ALC is an endogenously produced carnitine metabolite present in tissue and plasma, and readily crosses the blood brain barrier, unlike its unacetylated form. ALC is also a commonly available nutritional supplement, with a known safety profile, and had been well-studied for its role in aiding β-oxidation of long chain fatty acids in the mitochondria.

While some studies have shown promise for improving clinical and psychometric outcomes in individuals with probable Alzheimer’s disease (AD) and mild cognitive impairment, other studies that included participants with moderate AD progression were less conclusive. It may be that this lack of improvement is related to a therapeutic window of opportunity. Once neurodegenerative mechanisms have commenced, a reversal of these processes is not attainable.

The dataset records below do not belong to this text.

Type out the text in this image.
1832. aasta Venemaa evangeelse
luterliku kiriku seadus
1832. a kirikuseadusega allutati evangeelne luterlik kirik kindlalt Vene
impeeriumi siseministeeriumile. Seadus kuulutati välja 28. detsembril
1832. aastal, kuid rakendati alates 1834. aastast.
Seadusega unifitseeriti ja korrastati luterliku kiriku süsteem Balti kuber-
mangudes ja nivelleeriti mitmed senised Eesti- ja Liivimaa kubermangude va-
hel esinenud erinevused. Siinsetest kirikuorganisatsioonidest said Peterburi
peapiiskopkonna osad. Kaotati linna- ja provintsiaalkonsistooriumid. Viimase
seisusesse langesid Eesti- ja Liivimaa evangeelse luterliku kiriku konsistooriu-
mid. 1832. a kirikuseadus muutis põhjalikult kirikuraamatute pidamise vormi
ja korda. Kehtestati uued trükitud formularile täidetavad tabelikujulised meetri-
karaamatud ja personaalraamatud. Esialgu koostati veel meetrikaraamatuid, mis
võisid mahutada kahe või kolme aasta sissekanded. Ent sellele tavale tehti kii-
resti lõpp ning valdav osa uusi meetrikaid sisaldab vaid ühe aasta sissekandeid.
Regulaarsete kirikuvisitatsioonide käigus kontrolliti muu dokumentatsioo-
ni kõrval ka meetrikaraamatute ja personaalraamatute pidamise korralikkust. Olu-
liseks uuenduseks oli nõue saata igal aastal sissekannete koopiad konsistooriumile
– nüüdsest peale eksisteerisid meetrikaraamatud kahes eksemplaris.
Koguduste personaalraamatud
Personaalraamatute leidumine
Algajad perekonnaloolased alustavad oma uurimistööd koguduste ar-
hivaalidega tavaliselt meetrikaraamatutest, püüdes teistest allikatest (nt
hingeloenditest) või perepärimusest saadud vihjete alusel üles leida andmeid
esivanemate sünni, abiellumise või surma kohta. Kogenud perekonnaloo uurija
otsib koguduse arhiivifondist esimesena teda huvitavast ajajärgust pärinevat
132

There is currently a lack of evidence for safe therapeutics that can be administered long-term to reduce the risk of individuals developing cognitive and neuropsychological deficits after rmTBIs. Prophylactic ALC treatment in a paradigm of neurotrauma may be a way to maximize its therapeutic potential.

While brain structures display differential vulnerability to insult as evidenced by location specific postimpact disruption of key genes, this study shows correlative mRNA neurodegeneration and functional impairment that was ameliorated by ALC treatment in several key genes. ALC may mitigate damage inflicted in various secondary neurodegenerative cascades – confirmed by improvements in behavioral and cognitive function – and contribute to functional protection following rmTBI.”

https://www.frontiersin.org/articles/10.3389/fphar.2023.1254382/full “Repetitive mild traumatic brain injury-induced neurodegeneration and inflammation is attenuated by acetyl-L-carnitine in a preclinical model”

I read many traumatic brain injury papers earlier this year, but only curated two in Brain endothelial cells. I came away thinking that there’s no permanent recovery from TBIs, as just symptoms are effectively treated.

Most TBIs happen to old people who have diminished brain reserves. I didn’t see studies that factored in evidence of what happened earlier in injured people’s lives that created TBI susceptibility but wasn’t remembered.

Unlike other years, I haven’t watched any football this season. It’s unsettling that transient entertainment value continues to take precedence over permanent effects on players’ lives.